Leave-one-out Cross-validation

# Set up leave-one-out cross-validation
control <- trainControl(method = "LOOCV",     # Use leave-one-out cross-validation
                        number = nrow(Seattle_final),  # Number of folds = number of observations
                        verboseIter = TRUE,  # Show verbose output
                        returnData = FALSE,  # Don't return resampled data
                        savePredictions = TRUE,  # Save predictions
                        classProbs = FALSE,  # Don't compute class probabilities
                        summaryFunction = defaultSummary)  # Use default summary function

# Train the linear regression model using leave-one-out cross-validation
lm_loocv <- train(price ~ .,  # Formula for the linear regression model
                  data = Seattle_final,  # Dataset
                  method = "lm",           # Specify "lm" for linear regression
                  trControl = control)     # Use the defined control parameters


# 6669 fold in total
# View the cross-validation results
loocv_results <- lm_loocv['results']
statistic_summary <- do.call(rbind, loocv_results) %>% select(-contains("intercept"))

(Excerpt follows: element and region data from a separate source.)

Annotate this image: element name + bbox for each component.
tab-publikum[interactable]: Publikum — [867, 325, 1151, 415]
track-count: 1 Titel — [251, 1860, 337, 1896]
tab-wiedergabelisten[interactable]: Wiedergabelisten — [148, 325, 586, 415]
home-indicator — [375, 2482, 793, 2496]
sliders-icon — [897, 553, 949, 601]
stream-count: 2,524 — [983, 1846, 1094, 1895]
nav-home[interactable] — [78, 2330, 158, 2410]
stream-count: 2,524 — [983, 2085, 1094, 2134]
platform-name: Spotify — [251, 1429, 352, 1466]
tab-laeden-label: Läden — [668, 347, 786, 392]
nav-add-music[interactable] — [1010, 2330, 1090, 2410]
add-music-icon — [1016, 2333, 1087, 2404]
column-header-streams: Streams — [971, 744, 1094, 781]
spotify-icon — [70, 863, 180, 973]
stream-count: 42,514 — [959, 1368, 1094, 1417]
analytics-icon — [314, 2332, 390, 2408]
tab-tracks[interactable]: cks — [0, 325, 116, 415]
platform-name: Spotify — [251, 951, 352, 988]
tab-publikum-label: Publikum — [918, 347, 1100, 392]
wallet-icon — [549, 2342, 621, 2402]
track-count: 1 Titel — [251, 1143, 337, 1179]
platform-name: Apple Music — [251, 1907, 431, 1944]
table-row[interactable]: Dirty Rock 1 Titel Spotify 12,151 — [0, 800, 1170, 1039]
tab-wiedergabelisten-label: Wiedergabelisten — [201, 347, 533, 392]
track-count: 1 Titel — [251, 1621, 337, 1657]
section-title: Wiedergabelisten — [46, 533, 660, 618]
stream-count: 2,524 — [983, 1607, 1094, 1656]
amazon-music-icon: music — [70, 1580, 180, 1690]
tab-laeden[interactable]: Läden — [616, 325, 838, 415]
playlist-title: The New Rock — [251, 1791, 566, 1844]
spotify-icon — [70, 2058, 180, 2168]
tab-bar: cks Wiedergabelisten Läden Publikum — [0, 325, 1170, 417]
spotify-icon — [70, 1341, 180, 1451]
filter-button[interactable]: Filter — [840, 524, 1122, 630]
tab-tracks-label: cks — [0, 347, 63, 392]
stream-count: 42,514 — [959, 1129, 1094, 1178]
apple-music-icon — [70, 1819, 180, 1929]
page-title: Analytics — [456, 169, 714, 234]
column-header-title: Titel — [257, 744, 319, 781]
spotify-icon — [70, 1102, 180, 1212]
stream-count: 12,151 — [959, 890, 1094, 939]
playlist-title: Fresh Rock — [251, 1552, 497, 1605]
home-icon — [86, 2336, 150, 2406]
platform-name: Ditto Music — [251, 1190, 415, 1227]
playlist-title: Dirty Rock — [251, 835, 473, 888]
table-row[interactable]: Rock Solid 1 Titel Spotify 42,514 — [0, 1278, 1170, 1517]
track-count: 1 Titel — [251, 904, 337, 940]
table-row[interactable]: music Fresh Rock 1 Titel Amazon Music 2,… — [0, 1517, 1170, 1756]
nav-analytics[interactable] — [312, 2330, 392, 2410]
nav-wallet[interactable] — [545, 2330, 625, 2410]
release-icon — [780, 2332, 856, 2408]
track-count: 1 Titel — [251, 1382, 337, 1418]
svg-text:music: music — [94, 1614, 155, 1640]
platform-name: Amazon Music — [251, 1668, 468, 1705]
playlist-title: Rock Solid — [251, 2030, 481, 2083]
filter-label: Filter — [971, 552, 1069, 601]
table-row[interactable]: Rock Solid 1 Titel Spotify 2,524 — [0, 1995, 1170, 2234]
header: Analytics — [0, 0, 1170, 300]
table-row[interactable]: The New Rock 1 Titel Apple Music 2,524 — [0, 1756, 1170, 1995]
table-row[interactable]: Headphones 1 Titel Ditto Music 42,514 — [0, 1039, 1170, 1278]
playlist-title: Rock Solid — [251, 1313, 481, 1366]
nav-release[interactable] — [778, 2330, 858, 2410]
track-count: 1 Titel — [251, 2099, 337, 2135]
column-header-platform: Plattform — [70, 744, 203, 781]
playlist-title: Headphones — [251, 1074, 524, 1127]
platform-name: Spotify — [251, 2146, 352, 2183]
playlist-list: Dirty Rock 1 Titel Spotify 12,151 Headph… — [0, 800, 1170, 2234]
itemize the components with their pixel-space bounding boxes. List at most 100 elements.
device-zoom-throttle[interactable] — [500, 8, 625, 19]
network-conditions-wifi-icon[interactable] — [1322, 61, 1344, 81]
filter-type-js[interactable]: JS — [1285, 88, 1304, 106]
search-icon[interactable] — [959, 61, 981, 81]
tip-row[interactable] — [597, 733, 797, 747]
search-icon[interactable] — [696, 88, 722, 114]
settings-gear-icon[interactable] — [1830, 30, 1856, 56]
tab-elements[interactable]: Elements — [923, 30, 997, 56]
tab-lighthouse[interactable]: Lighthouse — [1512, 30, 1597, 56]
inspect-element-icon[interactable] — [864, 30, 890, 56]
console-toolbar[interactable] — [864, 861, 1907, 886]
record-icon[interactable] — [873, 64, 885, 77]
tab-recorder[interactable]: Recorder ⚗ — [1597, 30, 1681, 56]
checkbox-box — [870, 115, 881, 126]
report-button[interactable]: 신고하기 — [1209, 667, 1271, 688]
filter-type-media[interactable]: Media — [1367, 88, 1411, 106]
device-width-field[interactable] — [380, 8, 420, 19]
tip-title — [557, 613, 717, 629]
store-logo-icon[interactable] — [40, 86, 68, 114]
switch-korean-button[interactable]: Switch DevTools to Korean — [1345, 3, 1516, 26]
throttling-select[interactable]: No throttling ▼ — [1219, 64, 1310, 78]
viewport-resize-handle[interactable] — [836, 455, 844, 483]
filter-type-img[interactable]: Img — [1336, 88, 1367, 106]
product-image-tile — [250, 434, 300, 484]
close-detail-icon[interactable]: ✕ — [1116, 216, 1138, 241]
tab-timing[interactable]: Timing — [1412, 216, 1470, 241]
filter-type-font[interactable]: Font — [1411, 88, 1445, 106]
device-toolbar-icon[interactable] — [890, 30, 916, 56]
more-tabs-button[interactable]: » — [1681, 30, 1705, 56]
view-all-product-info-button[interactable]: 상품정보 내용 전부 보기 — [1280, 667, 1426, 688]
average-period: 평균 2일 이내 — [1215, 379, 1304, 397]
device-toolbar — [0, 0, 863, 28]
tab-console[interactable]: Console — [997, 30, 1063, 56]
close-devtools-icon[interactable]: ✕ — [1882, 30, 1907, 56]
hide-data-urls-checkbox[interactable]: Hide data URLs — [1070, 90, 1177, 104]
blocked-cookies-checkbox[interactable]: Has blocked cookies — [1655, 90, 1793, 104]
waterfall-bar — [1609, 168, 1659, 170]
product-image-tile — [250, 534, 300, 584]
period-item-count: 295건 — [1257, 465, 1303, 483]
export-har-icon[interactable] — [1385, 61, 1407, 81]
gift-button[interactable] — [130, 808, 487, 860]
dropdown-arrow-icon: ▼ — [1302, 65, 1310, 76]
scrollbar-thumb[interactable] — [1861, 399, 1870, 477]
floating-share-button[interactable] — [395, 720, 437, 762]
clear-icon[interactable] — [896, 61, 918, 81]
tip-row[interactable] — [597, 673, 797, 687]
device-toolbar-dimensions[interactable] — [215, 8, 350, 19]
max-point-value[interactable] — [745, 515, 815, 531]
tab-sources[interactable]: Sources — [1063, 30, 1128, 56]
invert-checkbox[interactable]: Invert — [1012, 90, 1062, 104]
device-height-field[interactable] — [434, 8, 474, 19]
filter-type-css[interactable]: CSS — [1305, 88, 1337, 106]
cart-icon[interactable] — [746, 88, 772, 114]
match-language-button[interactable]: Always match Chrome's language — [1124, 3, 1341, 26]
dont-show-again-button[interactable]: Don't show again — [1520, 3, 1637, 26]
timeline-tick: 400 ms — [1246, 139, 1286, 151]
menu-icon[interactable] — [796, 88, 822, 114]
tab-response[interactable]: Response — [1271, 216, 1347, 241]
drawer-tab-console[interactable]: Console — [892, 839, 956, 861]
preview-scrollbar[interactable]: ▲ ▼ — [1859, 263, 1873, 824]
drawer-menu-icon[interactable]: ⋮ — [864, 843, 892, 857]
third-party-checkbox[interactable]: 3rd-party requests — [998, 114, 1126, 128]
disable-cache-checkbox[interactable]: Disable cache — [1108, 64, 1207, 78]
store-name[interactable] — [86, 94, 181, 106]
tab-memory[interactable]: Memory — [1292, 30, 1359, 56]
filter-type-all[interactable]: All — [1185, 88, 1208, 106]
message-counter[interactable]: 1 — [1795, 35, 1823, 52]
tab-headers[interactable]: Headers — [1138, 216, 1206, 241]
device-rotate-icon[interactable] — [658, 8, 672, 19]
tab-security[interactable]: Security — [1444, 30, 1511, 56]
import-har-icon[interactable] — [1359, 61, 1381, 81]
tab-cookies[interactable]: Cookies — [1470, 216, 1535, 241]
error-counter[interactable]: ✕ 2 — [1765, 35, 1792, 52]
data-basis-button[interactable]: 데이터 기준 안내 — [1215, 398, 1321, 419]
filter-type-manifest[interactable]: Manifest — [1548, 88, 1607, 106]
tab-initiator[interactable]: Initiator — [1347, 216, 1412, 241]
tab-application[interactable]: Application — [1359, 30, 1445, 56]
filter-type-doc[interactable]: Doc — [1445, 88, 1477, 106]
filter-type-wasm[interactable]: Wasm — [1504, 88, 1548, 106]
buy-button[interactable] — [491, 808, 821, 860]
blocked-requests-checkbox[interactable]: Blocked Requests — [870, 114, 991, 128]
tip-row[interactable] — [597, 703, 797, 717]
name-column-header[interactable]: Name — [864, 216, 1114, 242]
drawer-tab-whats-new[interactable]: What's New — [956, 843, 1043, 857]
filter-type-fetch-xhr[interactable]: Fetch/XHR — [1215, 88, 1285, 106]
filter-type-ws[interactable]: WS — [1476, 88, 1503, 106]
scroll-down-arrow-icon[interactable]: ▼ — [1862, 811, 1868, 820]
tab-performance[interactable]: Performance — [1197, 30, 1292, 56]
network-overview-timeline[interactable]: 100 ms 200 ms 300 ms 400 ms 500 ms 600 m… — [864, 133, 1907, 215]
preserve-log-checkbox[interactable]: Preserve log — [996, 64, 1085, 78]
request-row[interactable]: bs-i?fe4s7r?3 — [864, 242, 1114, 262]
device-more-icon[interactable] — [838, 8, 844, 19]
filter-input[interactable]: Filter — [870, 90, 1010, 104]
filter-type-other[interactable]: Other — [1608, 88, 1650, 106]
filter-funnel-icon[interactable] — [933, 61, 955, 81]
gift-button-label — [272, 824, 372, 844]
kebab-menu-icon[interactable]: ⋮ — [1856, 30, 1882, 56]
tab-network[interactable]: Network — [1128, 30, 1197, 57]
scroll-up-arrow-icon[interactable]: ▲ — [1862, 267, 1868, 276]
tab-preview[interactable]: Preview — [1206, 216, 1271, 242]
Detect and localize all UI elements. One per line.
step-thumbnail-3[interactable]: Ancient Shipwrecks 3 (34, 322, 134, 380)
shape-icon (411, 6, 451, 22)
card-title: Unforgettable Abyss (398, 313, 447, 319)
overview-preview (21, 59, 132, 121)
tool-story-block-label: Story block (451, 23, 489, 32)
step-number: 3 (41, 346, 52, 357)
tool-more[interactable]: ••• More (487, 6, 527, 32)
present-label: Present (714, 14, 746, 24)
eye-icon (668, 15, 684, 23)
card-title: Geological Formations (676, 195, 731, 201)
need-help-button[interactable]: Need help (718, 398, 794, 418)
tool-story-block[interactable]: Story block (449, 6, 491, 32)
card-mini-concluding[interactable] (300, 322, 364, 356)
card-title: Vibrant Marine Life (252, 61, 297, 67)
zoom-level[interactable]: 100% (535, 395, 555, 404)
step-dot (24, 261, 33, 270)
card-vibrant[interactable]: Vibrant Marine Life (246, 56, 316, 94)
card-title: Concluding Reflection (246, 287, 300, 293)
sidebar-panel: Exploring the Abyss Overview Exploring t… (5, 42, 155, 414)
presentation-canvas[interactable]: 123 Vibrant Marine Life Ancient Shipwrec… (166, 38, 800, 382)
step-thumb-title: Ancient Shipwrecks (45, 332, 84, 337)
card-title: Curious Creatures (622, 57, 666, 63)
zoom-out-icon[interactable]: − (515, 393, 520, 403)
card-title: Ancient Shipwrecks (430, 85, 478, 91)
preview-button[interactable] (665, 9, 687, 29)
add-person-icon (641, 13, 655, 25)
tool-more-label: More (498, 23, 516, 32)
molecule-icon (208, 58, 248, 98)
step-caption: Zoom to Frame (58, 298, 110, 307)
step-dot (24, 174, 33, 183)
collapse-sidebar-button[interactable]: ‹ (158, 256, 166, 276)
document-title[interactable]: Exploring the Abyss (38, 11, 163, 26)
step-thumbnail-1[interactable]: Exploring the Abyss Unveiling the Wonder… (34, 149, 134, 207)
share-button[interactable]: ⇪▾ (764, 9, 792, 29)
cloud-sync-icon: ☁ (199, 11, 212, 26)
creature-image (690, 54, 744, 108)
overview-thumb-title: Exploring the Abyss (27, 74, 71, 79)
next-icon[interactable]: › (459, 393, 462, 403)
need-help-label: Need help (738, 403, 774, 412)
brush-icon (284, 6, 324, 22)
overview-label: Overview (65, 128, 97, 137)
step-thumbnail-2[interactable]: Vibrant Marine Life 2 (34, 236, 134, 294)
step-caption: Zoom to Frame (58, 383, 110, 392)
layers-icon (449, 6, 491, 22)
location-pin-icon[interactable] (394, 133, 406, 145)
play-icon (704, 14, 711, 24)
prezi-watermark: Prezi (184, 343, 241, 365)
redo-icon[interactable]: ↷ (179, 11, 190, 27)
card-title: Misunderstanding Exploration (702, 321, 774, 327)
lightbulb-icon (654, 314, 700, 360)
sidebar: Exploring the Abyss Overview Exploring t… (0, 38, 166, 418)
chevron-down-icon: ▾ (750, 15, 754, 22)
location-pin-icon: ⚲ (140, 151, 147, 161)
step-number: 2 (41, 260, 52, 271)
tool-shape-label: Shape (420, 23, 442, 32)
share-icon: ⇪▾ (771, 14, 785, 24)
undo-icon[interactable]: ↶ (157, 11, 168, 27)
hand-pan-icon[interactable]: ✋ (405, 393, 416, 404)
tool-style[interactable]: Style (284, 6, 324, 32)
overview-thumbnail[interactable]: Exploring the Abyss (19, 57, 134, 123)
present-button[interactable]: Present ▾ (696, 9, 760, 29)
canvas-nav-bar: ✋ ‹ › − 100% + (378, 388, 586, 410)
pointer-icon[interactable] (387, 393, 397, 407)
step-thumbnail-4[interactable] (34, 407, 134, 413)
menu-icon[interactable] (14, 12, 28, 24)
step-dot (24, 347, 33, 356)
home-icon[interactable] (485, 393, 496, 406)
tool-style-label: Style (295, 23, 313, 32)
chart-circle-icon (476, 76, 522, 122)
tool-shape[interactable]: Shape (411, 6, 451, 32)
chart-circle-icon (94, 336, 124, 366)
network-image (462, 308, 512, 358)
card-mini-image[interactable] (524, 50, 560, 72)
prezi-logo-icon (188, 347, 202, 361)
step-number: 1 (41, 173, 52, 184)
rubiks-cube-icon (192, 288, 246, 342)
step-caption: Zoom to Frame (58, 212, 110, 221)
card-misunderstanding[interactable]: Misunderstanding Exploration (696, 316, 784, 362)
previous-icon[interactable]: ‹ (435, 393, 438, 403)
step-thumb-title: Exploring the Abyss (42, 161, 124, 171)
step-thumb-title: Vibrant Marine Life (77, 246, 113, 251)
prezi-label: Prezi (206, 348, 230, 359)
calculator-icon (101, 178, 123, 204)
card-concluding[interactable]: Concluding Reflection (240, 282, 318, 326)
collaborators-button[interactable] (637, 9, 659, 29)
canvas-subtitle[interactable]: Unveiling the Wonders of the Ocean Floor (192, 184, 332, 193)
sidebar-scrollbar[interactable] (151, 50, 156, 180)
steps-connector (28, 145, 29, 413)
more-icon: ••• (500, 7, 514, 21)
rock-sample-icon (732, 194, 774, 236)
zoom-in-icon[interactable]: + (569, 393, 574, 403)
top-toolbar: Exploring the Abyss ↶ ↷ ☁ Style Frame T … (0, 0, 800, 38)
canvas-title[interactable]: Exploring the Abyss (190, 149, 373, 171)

kbl(statistic_summary) %>%
  kable_styling(bootstrap_options = "striped", full_width = T, position = "left") %>%
  footnote(general_title = "\n", general = "Table 7")
RMSE Rsquared MAE
results 135662.4 0.7571996 96882.43

Table 7

Summary

The R-squared value from all the evaluations above indicates that around 75.8% of the variability in SalePrice is explained by the model’s predictor variables, which means the model performs pretty well. When compared between methods, the model without splitting data has the highest R-squared value and the leave-one-out Cross-validation method has the lowest R-square value.

However, there are still places that this model can be further improved. For example, some of the independent variable, such as crime data, are not in the same year as the housing price data.Besides, the mean absolute percentage error is not distributed evenly among different neighborhoods in Seattle.